Les discours visent justement à instituer la pratique du jeu vidéo comme anormale, alors que pour le joueur elle est normale. Selon Canguilhem, le « pathologique implique pathos, sentiment direct et concret de souffrance et d’impuissance, sentiment de vie contrariée. ». Or dans notre cas, ce sentiment est socialement créé par les contraintes de la production de l’information et soutenu par les entrepreneurs de la pathologisation dans une logique économique d’offre de service pour une maladie de la subjectivité.

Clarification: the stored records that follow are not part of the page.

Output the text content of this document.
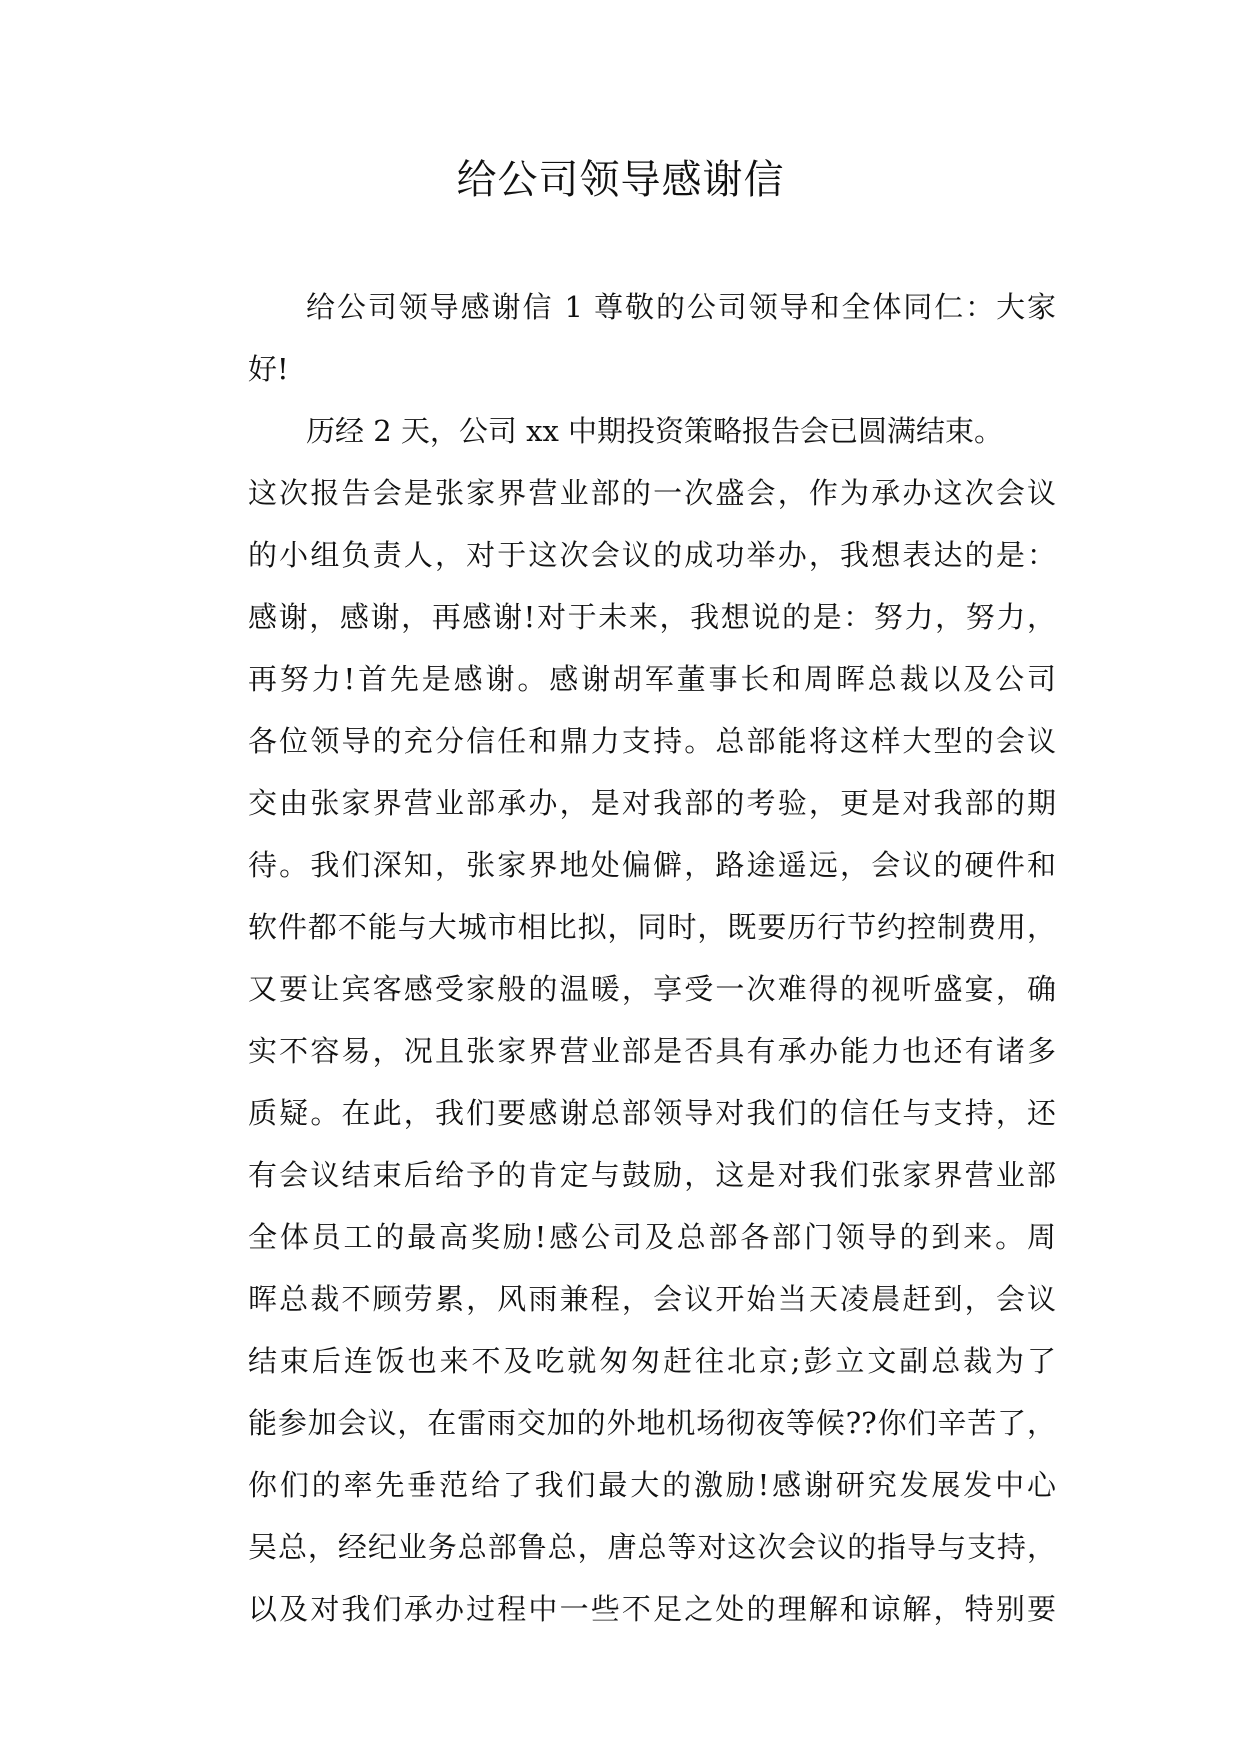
给公司领导感谢信
给公司领导感谢信 1 尊敬的公司领导和全体同仁：大家
好!
历经 2 天，公司 xx 中期投资策略报告会已圆满结束。
这次报告会是张家界营业部的一次盛会，作为承办这次会议
的小组负责人，对于这次会议的成功举办，我想表达的是：
感谢，感谢，再感谢!对于未来，我想说的是：努力，努力，
再努力!首先是感谢。感谢胡军董事长和周晖总裁以及公司
各位领导的充分信任和鼎力支持。总部能将这样大型的会议
交由张家界营业部承办，是对我部的考验，更是对我部的期
待。我们深知，张家界地处偏僻，路途遥远，会议的硬件和
软件都不能与大城市相比拟，同时，既要历行节约控制费用，
又要让宾客感受家般的温暖，享受一次难得的视听盛宴，确
实不容易，况且张家界营业部是否具有承办能力也还有诸多
质疑。在此，我们要感谢总部领导对我们的信任与支持，还
有会议结束后给予的肯定与鼓励，这是对我们张家界营业部
全体员工的最高奖励!感公司及总部各部门领导的到来。周
晖总裁不顾劳累，风雨兼程，会议开始当天凌晨赶到，会议
结束后连饭也来不及吃就匆匆赶往北京;彭立文副总裁为了
能参加会议，在雷雨交加的外地机场彻夜等候??你们辛苦了，
你们的率先垂范给了我们最大的激励!感谢研究发展发中心
吴总，经纪业务总部鲁总，唐总等对这次会议的指导与支持，
以及对我们承办过程中一些不足之处的理解和谅解，特别要
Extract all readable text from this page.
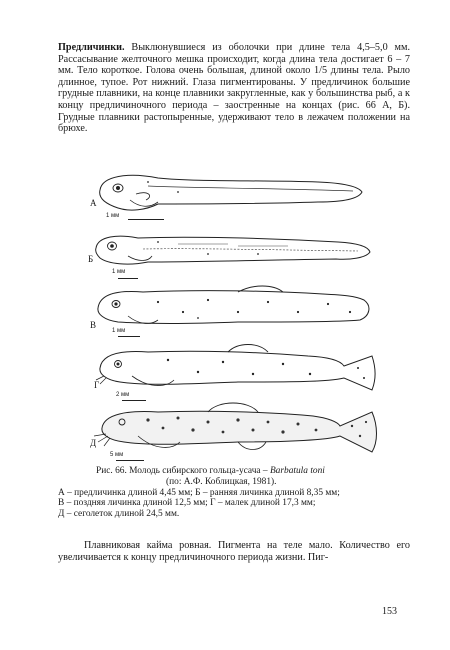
Предличинки. Выклюнувшиеся из оболочки при длине тела 4,5–5,0 мм. Рассасывание желточного мешка происходит, когда длина тела достигает 6 – 7 мм. Тело короткое. Голова очень большая, длиной около 1/5 длины тела. Рыло длинное, тупое. Рот нижний. Глаза пигментированы. У предличинок большие грудные плавники, на конце плавники закругленные, как у большинства рыб, а к концу предличиночного периода – заостренные на концах (рис. 66 А, Б). Грудные плавники растопыренные, удерживают тело в лежачем положении на брюхе.

А
1 мм
Б
1 мм
В
1 мм
Г
2 мм
Д
5 мм

Рис. 66. Молодь сибирского гольца-усача – Barbatula toni
(по: А.Ф. Коблицкая, 1981).
А – предличинка длиной 4,45 мм; Б – ранняя личинка длиной 8,35 мм;
В – поздняя личинка длиной 12,5 мм; Г – малек длиной 17,3 мм;
Д – сеголеток длиной 24,5 мм.

Плавниковая кайма ровная. Пигмента на теле мало. Количество его увеличивается к концу предличиночного периода жизни. Пиг-

153
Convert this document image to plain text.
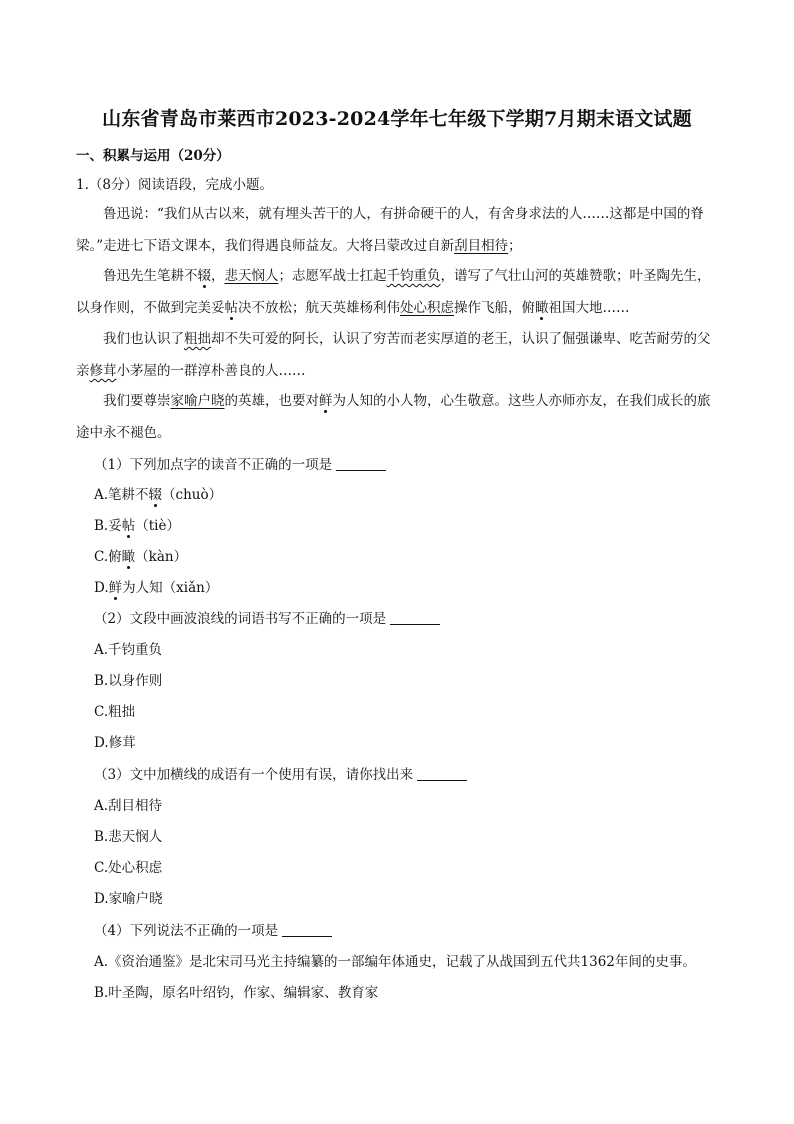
山东省青岛市莱西市2023-2024学年七年级下学期7月期末语文试题
一、积累与运用（20分）
1.（8分）阅读语段，完成小题。
鲁迅说：“我们从古以来，就有埋头苦干的人，有拼命硬干的人，有舍身求法的人……这都是中国的脊梁。”走进七下语文课本，我们得遇良师益友。大将吕蒙改过自新刮目相待；
鲁迅先生笔耕不辍，悲天悯人；志愿军战士扛起千钧重负，谱写了气壮山河的英雄赞歌；叶圣陶先生，以身作则，不做到完美妥帖决不放松；航天英雄杨利伟处心积虑操作飞船，俯瞰祖国大地……
我们也认识了粗拙却不失可爱的阿长，认识了穷苦而老实厚道的老王，认识了倔强谦卑、吃苦耐劳的父亲修茸小茅屋的一群淳朴善良的人……
我们要尊崇家喻户晓的英雄，也要对鲜为人知的小人物，心生敬意。这些人亦师亦友，在我们成长的旅途中永不褪色。
（1）下列加点字的读音不正确的一项是
A.笔耕不辍（chuò）
B.妥帖（tiè）
C.俯瞰（kàn）
D.鲜为人知（xiǎn）
（2）文段中画波浪线的词语书写不正确的一项是
A.千钧重负
B.以身作则
C.粗拙
D.修茸
（3）文中加横线的成语有一个使用有误，请你找出来
A.刮目相待
B.悲天悯人
C.处心积虑
D.家喻户晓
（4）下列说法不正确的一项是
A.《资治通鉴》是北宋司马光主持编纂的一部编年体通史，记载了从战国到五代共1362年间的史事。
B.叶圣陶，原名叶绍钧，作家、编辑家、教育家
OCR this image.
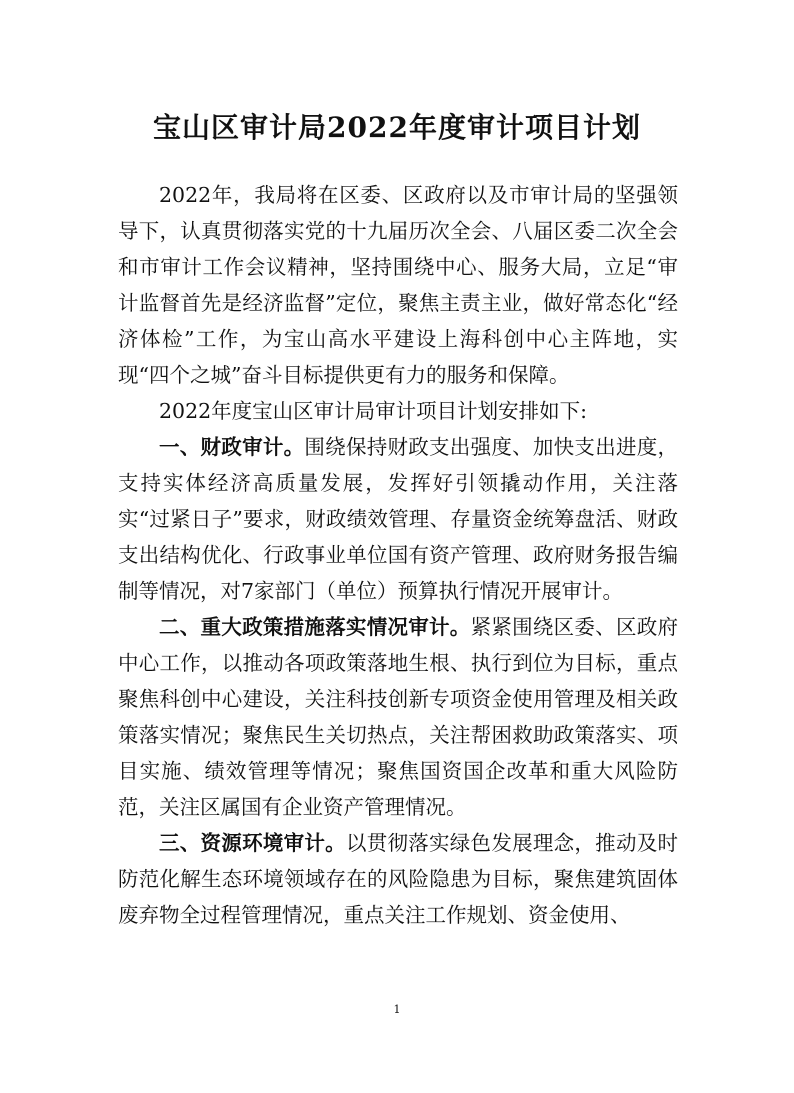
宝山区审计局2022年度审计项目计划

2022年，我局将在区委、区政府以及市审计局的坚强领导下，认真贯彻落实党的十九届历次全会、八届区委二次全会和市审计工作会议精神，坚持围绕中心、服务大局，立足“审计监督首先是经济监督”定位，聚焦主责主业，做好常态化“经济体检”工作，为宝山高水平建设上海科创中心主阵地，实现“四个之城”奋斗目标提供更有力的服务和保障。

2022年度宝山区审计局审计项目计划安排如下:

一、财政审计。围绕保持财政支出强度、加快支出进度，支持实体经济高质量发展，发挥好引领撬动作用，关注落实“过紧日子”要求，财政绩效管理、存量资金统筹盘活、财政支出结构优化、行政事业单位国有资产管理、政府财务报告编制等情况，对7家部门（单位）预算执行情况开展审计。

二、重大政策措施落实情况审计。紧紧围绕区委、区政府中心工作，以推动各项政策落地生根、执行到位为目标，重点聚焦科创中心建设，关注科技创新专项资金使用管理及相关政策落实情况；聚焦民生关切热点，关注帮困救助政策落实、项目实施、绩效管理等情况；聚焦国资国企改革和重大风险防范，关注区属国有企业资产管理情况。

三、资源环境审计。以贯彻落实绿色发展理念，推动及时防范化解生态环境领域存在的风险隐患为目标，聚焦建筑固体废弃物全过程管理情况，重点关注工作规划、资金使用、

1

Cette pathologisation du jeu vidéo touche, en ligne de mire, à l’économie psychique de l’individu, aux processus d’intériorisation des normes et contribue à étendre le réseau d’interdépendance. Le jeu coupé du monde est inscrit en plein dans la réalité, ce retour par la violence et la norme, joue sur les rapports entre ascèse et capitalisme. L’invocation pêle-mêle des problématiques de la transparence (pratique asociale), de l’hygiénisme (les jeux vidéo rendent gros), du biopouvoir (le cas de l’épilepsie dans les années 90) ou des sociétés de contrôle (addiction au jeu contre pouvoir politique) sont autant de marqueurs de la répression systématique des « adeptes du plaisir » par la bourgeoisie protestante naissante. La morale protestante ascétique a permis d’instaurer l’ordre économique nécessaire au capitalisme, or dans un renversement ironique, ces valeurs morales, sous couvert d’enjeux politiques, deviennent des biens marchands externalisés et alimentent par là même ce capitalisme.